Stripe 2026 New Grad OA 是典型的"系统状态模拟题"——不考算法 trick,但考你能否同时维护 4-5 个互相依赖的状态:服务器连接数、连接 ID 与服务器的映射、objId 与服务器的亲和绑定、容量上限、SHUTDOWN 后连接的重路由。题目分 5 个递进 Part,每一 Part 都建立在前一 Part 的代码之上。本文给出 5 个 Part 的完整 Python 解法,并标注 HackerRank 隐藏测试常踩点。
Stripe NG OA 概览
| 维度 | 详情 |
|---|---|
| 平台 | HackerRank(全程录屏 + 摄像头) |
| 时长 | 60 分钟 |
| 题量 | 1 道大题,5 个 Part |
| 难度 | LeetCode Easy ~ Medium,重逻辑 |
| 通过线 | 5/5 隐藏 case 全绿 |
| 语言 | Python / Java / C++ 自选 |
题目核心:Server Load Balancing System
输入:
numServer:服务器总数maxConnection:每台服务器最大连接数requests:请求列表,每条请求是["CONNECT", connectId, userId, objId]/["DISCONNECT", connectId, userId, objId]/["SHUTDOWN", serverId]
输出:所有被接受的连接日志(按发生顺序)
题目要求模拟服务器在以下规则下的负载均衡:
Part 1:纯 CONNECT 路由
规则:每个 CONNECT 请求路由到当前连接数最少的服务器;连接数相同则选 index 较小的。
class LoadBalancer:
def __init__(self, num_server: int, max_connection: int):
self.num_server = num_server
self.max_connection = max_connection
self.counts = [0] * num_server
self.conn_to_server = {}
self.log = []
def _pick_server(self):
min_idx = 0
for i in range(1, self.num_server):
if self.counts[i] < self.counts[min_idx]:
min_idx = i
return min_idx
def connect(self, connect_id, user_id, obj_id):
s = self._pick_server()
self.counts[s] += 1
self.conn_to_server[connect_id] = s
self.log.append(("CONNECT", connect_id, s))

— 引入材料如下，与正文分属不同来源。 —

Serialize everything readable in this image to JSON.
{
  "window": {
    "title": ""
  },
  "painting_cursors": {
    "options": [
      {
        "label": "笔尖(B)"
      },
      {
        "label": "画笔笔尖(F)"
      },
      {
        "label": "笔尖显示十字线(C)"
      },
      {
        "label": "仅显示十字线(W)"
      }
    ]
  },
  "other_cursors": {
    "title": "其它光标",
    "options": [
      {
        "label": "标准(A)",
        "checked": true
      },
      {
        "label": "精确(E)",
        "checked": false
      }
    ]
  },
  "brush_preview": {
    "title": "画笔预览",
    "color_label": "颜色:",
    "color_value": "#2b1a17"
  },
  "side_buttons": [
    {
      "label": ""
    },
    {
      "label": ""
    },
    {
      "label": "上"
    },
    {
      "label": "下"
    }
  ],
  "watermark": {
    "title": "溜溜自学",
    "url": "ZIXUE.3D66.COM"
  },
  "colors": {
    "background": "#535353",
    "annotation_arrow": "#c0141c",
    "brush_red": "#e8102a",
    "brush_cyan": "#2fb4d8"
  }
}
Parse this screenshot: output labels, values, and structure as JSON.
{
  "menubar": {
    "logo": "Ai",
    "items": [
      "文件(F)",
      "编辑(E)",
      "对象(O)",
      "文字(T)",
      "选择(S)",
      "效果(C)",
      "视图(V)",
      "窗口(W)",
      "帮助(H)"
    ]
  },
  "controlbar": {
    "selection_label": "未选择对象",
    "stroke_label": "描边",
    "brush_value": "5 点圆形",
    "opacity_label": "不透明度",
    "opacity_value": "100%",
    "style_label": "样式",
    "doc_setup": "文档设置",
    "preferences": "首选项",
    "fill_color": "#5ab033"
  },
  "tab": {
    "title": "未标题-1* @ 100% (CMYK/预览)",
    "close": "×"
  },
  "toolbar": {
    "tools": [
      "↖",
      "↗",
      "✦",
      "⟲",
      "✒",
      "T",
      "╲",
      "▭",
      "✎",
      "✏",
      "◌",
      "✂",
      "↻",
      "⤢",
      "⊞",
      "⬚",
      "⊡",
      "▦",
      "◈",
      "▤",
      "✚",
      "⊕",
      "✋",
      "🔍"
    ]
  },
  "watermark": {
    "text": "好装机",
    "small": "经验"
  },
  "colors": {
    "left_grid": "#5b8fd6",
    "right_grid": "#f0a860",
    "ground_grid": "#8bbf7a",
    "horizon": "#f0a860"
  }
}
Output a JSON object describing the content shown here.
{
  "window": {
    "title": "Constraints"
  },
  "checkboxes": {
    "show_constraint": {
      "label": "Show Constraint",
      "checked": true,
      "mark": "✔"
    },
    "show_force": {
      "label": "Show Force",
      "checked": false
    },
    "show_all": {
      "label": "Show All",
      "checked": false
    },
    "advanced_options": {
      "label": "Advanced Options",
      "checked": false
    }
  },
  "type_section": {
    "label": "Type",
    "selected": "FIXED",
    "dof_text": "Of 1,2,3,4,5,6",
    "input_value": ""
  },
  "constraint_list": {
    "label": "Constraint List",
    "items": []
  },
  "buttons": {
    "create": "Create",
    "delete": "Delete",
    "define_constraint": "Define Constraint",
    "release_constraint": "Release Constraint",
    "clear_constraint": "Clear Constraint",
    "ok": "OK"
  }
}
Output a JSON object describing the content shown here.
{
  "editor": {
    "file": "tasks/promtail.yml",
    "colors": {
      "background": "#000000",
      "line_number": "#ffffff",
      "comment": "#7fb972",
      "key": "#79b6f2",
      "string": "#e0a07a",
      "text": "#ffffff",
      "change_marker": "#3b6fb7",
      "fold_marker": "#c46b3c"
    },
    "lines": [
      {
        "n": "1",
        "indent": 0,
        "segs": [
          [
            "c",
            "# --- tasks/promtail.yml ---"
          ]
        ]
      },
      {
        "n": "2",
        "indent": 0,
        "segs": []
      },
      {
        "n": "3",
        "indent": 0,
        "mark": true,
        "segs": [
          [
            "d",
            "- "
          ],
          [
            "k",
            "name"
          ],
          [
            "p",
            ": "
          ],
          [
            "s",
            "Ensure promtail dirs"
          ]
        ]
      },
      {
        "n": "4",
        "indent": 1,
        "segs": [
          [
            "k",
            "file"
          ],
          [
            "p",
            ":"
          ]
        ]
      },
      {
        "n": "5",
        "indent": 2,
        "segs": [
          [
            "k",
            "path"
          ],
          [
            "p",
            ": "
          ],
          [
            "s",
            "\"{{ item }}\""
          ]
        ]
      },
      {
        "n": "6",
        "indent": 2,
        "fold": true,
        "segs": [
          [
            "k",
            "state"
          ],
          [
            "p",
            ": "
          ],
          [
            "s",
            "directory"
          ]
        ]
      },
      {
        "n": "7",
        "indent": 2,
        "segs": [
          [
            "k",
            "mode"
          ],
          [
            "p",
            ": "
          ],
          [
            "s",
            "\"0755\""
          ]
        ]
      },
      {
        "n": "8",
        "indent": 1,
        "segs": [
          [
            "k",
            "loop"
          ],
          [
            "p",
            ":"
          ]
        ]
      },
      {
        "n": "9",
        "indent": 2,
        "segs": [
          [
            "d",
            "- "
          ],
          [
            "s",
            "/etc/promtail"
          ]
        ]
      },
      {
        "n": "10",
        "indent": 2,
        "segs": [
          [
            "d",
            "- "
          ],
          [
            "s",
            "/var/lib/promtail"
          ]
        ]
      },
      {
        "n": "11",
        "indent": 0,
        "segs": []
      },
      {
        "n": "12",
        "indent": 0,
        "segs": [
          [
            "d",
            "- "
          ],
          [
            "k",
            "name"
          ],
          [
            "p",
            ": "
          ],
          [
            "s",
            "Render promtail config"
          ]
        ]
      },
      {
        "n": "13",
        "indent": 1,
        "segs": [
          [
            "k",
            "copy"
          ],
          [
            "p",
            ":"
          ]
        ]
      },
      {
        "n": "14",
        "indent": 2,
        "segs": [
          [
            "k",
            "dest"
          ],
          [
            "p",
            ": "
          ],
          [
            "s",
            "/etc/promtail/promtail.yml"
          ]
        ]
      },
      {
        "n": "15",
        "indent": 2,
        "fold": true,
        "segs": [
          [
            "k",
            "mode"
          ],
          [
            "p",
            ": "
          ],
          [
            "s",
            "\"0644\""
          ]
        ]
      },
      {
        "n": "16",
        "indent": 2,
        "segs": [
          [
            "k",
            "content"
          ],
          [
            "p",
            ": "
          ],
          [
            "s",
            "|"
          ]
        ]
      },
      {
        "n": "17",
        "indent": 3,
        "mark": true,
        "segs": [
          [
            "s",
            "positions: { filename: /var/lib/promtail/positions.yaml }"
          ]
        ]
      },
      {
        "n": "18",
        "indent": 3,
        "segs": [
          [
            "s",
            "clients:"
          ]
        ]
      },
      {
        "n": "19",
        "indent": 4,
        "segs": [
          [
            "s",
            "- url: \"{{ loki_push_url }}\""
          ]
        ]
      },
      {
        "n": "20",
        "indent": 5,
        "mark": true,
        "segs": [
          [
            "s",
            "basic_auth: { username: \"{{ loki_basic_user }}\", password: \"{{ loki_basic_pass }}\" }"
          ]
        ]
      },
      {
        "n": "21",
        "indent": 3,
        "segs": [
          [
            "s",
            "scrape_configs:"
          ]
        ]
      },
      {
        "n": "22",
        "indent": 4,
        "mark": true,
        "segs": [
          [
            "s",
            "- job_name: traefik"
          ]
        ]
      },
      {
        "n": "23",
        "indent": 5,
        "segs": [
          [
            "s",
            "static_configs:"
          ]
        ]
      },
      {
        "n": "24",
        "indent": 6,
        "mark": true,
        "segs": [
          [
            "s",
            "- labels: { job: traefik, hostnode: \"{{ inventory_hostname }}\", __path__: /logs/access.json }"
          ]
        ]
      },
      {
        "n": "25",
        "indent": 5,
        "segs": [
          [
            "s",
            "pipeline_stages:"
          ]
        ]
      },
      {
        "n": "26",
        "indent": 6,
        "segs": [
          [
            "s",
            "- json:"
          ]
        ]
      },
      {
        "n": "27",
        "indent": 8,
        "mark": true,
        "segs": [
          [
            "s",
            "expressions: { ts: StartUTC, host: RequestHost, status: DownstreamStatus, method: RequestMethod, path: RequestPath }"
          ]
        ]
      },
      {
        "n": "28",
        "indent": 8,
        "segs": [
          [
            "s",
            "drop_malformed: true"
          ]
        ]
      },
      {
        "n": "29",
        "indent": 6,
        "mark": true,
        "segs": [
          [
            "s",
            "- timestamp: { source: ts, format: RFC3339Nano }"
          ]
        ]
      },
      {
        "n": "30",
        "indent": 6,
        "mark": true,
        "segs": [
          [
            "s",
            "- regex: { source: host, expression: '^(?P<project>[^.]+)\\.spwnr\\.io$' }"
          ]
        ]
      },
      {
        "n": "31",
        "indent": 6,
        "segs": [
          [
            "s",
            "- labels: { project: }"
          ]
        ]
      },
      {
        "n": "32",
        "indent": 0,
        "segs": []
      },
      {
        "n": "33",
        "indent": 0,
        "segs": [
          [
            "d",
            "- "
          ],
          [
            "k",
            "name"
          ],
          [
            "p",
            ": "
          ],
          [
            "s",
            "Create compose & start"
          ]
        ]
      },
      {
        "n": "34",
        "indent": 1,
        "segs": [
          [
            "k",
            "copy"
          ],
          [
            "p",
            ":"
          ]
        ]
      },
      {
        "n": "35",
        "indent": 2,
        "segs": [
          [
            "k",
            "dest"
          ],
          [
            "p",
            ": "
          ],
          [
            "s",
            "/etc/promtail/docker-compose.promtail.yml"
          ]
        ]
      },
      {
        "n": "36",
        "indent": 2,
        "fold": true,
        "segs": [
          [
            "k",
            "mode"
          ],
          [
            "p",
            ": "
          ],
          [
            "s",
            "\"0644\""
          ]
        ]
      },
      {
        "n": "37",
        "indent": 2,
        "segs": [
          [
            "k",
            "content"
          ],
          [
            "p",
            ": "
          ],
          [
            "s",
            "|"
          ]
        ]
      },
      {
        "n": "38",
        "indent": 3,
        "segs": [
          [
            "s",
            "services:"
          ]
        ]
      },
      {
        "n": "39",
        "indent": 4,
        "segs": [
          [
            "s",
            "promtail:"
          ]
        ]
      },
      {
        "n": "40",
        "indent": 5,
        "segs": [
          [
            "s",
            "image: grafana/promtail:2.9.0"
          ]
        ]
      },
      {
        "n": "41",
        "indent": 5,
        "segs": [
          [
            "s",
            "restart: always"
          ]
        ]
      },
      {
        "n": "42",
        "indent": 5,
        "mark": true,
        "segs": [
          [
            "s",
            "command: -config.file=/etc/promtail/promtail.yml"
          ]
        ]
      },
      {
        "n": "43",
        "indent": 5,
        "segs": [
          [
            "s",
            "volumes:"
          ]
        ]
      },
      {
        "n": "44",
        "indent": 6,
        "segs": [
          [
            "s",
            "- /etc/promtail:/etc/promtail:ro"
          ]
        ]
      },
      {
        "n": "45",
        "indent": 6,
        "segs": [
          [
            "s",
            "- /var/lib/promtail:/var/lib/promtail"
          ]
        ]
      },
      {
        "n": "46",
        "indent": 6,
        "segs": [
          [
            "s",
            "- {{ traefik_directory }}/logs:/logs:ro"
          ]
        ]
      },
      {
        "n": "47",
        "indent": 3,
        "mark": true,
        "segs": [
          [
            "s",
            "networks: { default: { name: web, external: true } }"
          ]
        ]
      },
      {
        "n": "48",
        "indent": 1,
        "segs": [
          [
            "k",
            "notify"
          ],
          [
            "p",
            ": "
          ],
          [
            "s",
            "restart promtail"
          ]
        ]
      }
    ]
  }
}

Part 1 核心:用 list 维护 counts,避免堆——后续 Part 还要按 objId / serverId 索引,堆不灵活。
Part 2:加上 DISCONNECT
规则:DISCONNECT 释放对应 connectId 占用的服务器槽位。
def disconnect(self, connect_id, user_id, obj_id):
if connect_id not in self.conn_to_server:
return
s = self.conn_to_server.pop(connect_id)
self.counts[s] -= 1
self.log.append(("DISCONNECT", connect_id, s))
隐藏 case:DISCONNECT 不存在的 connectId(之前没 CONNECT 过 / 已被 SHUTDOWN 清掉)时,静默忽略而不是报错。
Part 3:按 objId 亲和路由
规则:相同 objId 的连接应尽量路由到同一台服务器。
def __init__(self, ...):
...
self.obj_to_server = {} # objId -> serverId
self.obj_count = defaultdict(int) # objId 当前活动连接数
def connect(self, connect_id, user_id, obj_id):
if obj_id in self.obj_to_server:
s = self.obj_to_server[obj_id]
else:
s = self._pick_server()
self.obj_to_server[obj_id] = s
self.counts[s] += 1
self.obj_count[obj_id] += 1
self.conn_to_server[connect_id] = s
self.conn_to_obj[connect_id] = obj_id
self.log.append(("CONNECT", connect_id, s))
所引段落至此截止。